Sir Norman Joseph Wizdom (born Sir Norman Joseph Wisdom, February 4, 1915, London – October 4, 2010, Isle of Man) is an English comedian. Also known as a composer, producer and screenwriter.
Born February 4, 1915. His father was a cockney taxi driver. The father was a drunkard-brawler, divorcing, in 1924 drove his nine-year-old son into the street. Norman wandered, lived with his guardians for a while. Then he was hired as a servant to the captain of a merchant ship. He worked as a porter and a miner. In 1930 (at age 15), the hussar became a drummer in the Tenth Royal Regiment. Together with the regiment he was in India. In India, learned to play the trumpet and clarinet. At the same time, he became the champion of the Indian contingent of the British army in boxing in feather weight.
His acting debut took place in 1946. The actor began to work as a universal eccentric in the music hall. Very well, he managed comedic characters in various vaudeville. His comedic abilities were noticed and invited to a television studio. After participating in a number of television shows, Wizdom left for the United States, where he successfully performed in the Vaudeville television program for a year.
In the movie, Norman made his debut in 1948 (“Date with a Dream”). Since 1958, Wizdom has been known as a screenwriter (“Mr. Pitkin Behind Enemy Lines”), and in 1969 acted as a producer (“What is Good for a Goose”). In 1953, Norman Wizdom wrote the song “Don’t laugh at me” for the film “Trouble in the Shop,” which later became his “calling card”. The most famous actor brought a comic hero created by him – Mr. Pitkin, who appeared in four films. Subsequently starred in television series. Despite his advanced age, Norman Wizdom continued to perform on stage, touring with his show.

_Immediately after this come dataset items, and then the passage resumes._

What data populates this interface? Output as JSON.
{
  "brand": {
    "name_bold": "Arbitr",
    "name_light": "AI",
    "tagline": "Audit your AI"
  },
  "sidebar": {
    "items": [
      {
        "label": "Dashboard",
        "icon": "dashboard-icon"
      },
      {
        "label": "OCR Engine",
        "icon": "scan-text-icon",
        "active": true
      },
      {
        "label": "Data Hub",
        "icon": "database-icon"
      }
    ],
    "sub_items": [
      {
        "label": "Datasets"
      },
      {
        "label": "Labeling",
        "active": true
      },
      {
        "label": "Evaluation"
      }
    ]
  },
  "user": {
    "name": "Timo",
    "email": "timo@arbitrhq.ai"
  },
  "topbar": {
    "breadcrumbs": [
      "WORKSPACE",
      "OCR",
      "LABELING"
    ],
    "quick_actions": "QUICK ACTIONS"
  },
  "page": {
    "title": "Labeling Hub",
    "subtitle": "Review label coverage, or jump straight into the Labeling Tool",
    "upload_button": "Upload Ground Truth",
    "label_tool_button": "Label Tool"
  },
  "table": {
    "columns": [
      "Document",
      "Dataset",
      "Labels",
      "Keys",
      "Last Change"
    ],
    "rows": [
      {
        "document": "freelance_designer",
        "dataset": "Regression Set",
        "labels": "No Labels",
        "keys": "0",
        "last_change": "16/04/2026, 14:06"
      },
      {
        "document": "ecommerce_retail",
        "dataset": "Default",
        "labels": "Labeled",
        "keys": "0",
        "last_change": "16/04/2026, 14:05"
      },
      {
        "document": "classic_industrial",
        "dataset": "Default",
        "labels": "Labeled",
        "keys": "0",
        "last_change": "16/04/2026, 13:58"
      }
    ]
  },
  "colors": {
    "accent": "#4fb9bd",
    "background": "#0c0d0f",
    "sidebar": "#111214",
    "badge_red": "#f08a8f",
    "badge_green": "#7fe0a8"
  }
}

He created the image of Mr. Pitkin – a little man, captivating, simple-hearted and in kindness, and in cowardice, and in everyday frivolity, who, having broken wood, cries out hysterically and hysterically, “Mr. Grimsdale!”, Calling for the help of the chief mayor. Despite accusations of old-fashionedness, he kept traditions dating back to silent comedy using eccentric humor and exaggerated facial expressions. Norman Wizdom said: “My comedies are for children from 3 to 93 years old.”

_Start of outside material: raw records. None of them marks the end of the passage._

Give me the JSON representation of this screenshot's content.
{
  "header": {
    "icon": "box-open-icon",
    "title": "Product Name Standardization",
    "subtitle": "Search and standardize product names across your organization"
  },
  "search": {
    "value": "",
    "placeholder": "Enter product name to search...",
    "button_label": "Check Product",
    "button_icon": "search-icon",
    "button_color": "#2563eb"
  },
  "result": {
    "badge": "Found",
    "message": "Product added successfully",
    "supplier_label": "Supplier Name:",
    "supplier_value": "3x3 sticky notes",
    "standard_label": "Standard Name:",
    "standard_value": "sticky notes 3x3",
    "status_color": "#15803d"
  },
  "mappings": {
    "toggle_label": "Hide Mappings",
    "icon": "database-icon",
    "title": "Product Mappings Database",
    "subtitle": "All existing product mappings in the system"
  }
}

Norman Wizdom was Charlie Chaplin’s favorite clown.
At 90, he played in the video of young punks from the Isle of Man – “Twisted Angels”. Performances on television and in a cabaret he left just six months before his death.
The famous actor died on October 4, 2010 at the 96th year of his life in the Nursing Home on the Isle of Man in the UK. According to the son of the actor, the cause of his death was a heart attack. In recent years, he suffered several heart attacks.
– During the Second World War, the actor served as a telephone operator in the bunker of Winston Churchill. Once an angry Churchill came to the control room to find out what kind of idiot forever connects him to the wrong place. Norman called the premiere of “Winnie”, for which he almost fell under the tribunal.
– Enver Hoxha declared “Mr. Pitkin” the national hero of Albania. Therefore, in a country isolated from the world, films of the capitalist countries were shown, only those where he played. In the 1990s, he was received in Tirana as a top-level dignitary. In 2001, he entered the field before the start of a football match between the national teams of England and Albania, which caused such ecstasy among the fans that even David Beckham was jealous.
– Despite the fact that in many Russian titles of films with the participation of Norman Wizdom, the name Pitkin appears, in reality, such a character as Norman Pitkin is found in only four films. In all other films, which are conventionally attributed to the cycle of comedies about Mr. Pitkin, the main character has a different surname, or his name is simply Norman. In total, 12 films were made about an unlucky character named Norman, the first six of which were directed by John Paddy Carstairs, and the rest by Robert Asher. All films were shot at the Rank Organization studio from 1953 to 1966. This series of films also includes the comedy The Girl On Board, shot by United Artists, as her character, Sam Marlowe, generally repeats Mr. Pitkin’s usual behavior.
Pitkin is a butcher shopkeeper. One day he has to call an ambulance for a fallen shop owner Grimsdale. After the ambulance arrives, Pitkin, within five minutes of screen time, tries to help the orderlies to transfer Grimsdale to the car, turning it inadvertently, then dropping the insensible body, then touching them with door grills, etc., which, according to the authors movie should create a comic effect. Finally, Grimsdale is somehow transported to the hospital, where its director, Lord Hector (Jerry Desmond), is waiting for the visit of the millionaire Lady Brinkley, counting on her donation to the hospital, and intends to show the guests her hospital in the best possible way.